Unlike human-driven growth, which is limited by population and waking hours, AI agents can operate, replicate, and call each other endlessly. This creates a potentially infinite demand for compute infrastructure, far exceeding previous models and leading to massive, unpredictable strains on providers.
Contrary to the view that AI token intensity will drop after the initial coding boom, the move from simple queries to autonomous 'agentic' workflows will cause an order-of-magnitude (10x) increase in token usage per task. This applies across all knowledge-based jobs, ensuring sustained and explosive demand for compute.
The shift from simple chatbots (one user request, one API call) to agentic AI systems will decouple inference requests from direct user actions. A single user request could trigger hundreds or thousands of automated model calls, leading to an exponential increase in compute demand and cost.
Ben Thompson argues the shift from simple chatbots to AI agents creates an exponential, non-speculative demand for compute. Agents automate complex, multi-step tasks, driving constant usage that justifies the massive capex investments by hyperscalers. This suggests the current spending is based on real demand, not bubble-fueled speculation.
Contrary to the idea that infrastructure problems get commoditized, AI inference is growing more complex.
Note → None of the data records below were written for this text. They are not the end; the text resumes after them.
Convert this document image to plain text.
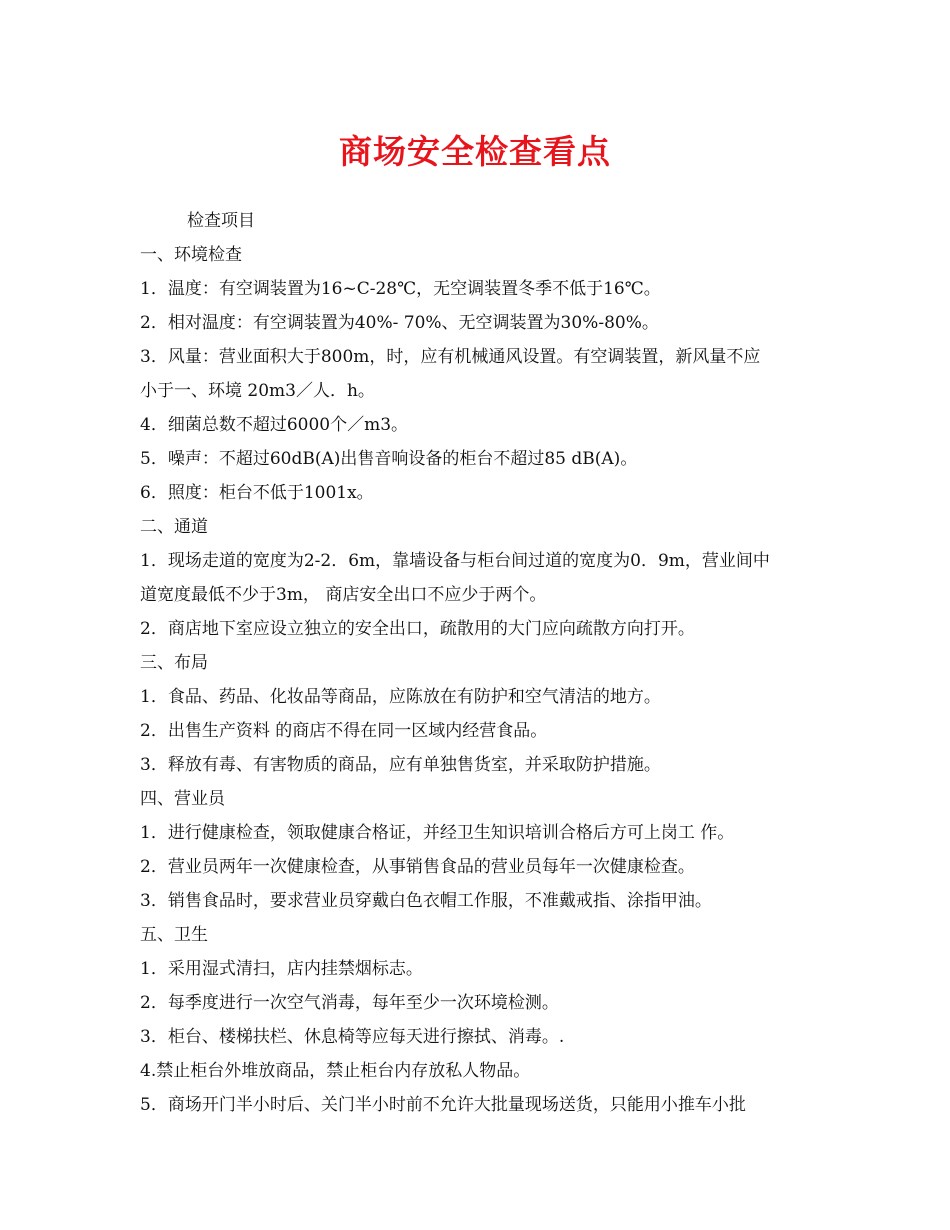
商场安全检查看点
检查项目
一、环境检查
1．温度：有空调装置为16~C-28℃，无空调装置冬季不低于16℃。
2．相对温度：有空调装置为40%- 70%、无空调装置为30%-80%。
3．风量：营业面积大于800m，时，应有机械通风设置。有空调装置，新风量不应
小于一、环境 20m3／人．h。
4．细菌总数不超过6000个／m3。
5．噪声：不超过60dB(A)出售音响设备的柜台不超过85 dB(A)。
6．照度：柜台不低于1001x。
二、通道
1．现场走道的宽度为2-2．6m，靠墙设备与柜台间过道的宽度为0．9m，营业间中
道宽度最低不少于3m， 商店安全出口不应少于两个。
2．商店地下室应设立独立的安全出口，疏散用的大门应向疏散方向打开。
三、布局
1．食品、药品、化妆品等商品，应陈放在有防护和空气清洁的地方。
2．出售生产资料 的商店不得在同一区域内经营食品。
3．释放有毒、有害物质的商品，应有单独售货室，并采取防护措施。
四、营业员
1．进行健康检查，领取健康合格证，并经卫生知识培训合格后方可上岗工 作。
2．营业员两年一次健康检查，从事销售食品的营业员每年一次健康检查。
3．销售食品时，要求营业员穿戴白色衣帽工作服，不准戴戒指、涂指甲油。
五、卫生
1．采用湿式清扫，店内挂禁烟标志。
2．每季度进行一次空气消毒，每年至少一次环境检测。
3．柜台、楼梯扶栏、休息椅等应每天进行擦拭、消毒。.
4.禁止柜台外堆放商品，禁止柜台内存放私人物品。
5．商场开门半小时后、关门半小时前不允许大批量现场送货，只能用小推车小批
This is driven by three factors: (1) increasing model scale (multi-trillion parameters), (2) greater diversity in model architectures and hardware, and (3) the shift to agentic systems that require managing long-lived, unpredictable state.
The tangible utility of agentic tools like Claude Code has reversed the "AI bubble" fear for many experts. They now believe we are "underbuilt" for the necessary compute. This shift is because agents, unlike simple chatbots, are designed for continuous, long-term tasks, creating a massive, sustained demand for inference that current infrastructure can't support.
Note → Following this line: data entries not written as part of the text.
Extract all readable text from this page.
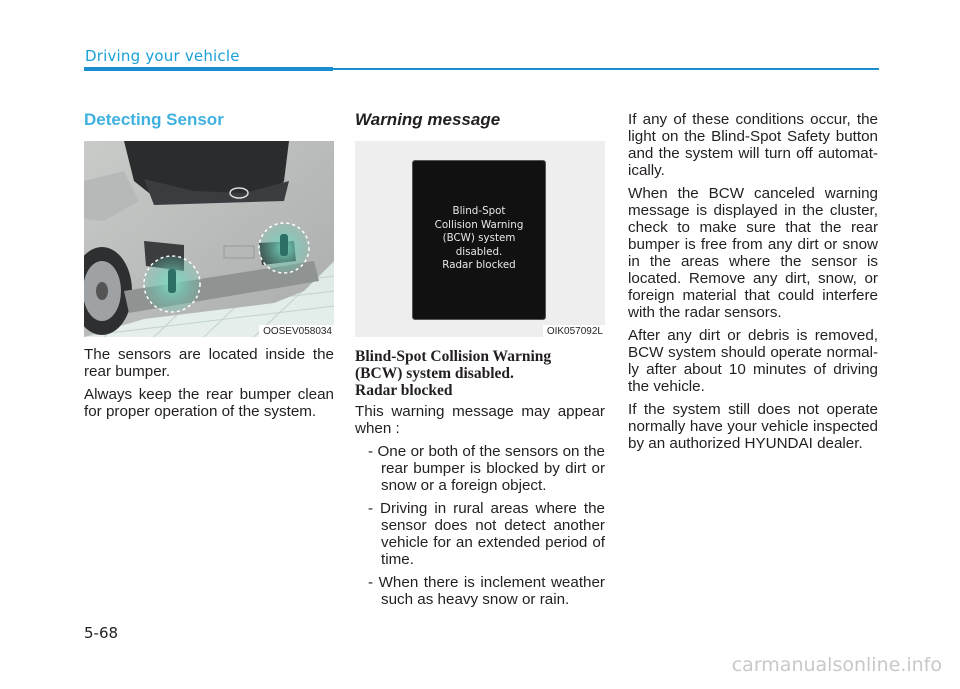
Driving your vehicle
Detecting Sensor
OOSEV058034

The sensors are located inside the rear bumper.

Always keep the rear bumper clean for proper operation of the system.

Warning message
Blind-Spot
Collision Warning
(BCW) system
disabled.
Radar blocked
OIK057092L
Blind-Spot Collision Warning
(BCW) system disabled.
Radar blocked

This warning message may appear when :

- One or both of the sensors on the rear bumper is blocked by dirt or snow or a foreign object.
- Driving in rural areas where the sensor does not detect another vehicle for an extended period of time.
- When there is inclement weather such as heavy snow or rain.

If any of these conditions occur, the light on the Blind-Spot Safety button and the system will turn off automat-ically.

When the BCW canceled warning message is displayed in the cluster, check to make sure that the rear bumper is free from any dirt or snow in the areas where the sensor is located. Remove any dirt, snow, or foreign material that could interfere with the radar sensors.

After any dirt or debris is removed, BCW system should operate normal-ly after about 10 minutes of driving the vehicle.

If the system still does not operate normally have your vehicle inspected by an authorized HYUNDAI dealer.

5-68
carmanualsonline.info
Jensen Huang quantifies the massive computational leap required for advanced AI. The move from generative AI to reasoning was a 100x compute increase, and the subsequent move to agentic systems that can perform work represents another 100x jump. This results in a staggering 10,000x increase in computational demand in just two years.
The largest driver of future energy consumption for AI won't be human-initiated queries on chatbots. Instead, it will be the massive, continuous "machine-to-machine" traffic generated by autonomous AI agents performing tasks, which will ultimately swamp human-AI interaction and create a runaway demand for compute power.
The transition from chatbots to autonomous 'agentic' AI represents a fundamental step-change. These agents, which execute complex tasks independently, have already increased the demand for computational power by 1000x, creating a massive, ongoing need for new infrastructure and hardware.
After the current memory crunch, the next AI infrastructure bottleneck will be CPU and networking. The complex orchestration required for emerging agentic AI systems will strain these resources, a trend already visible in companies like Fastly seeing demand spikes just for workload orchestration.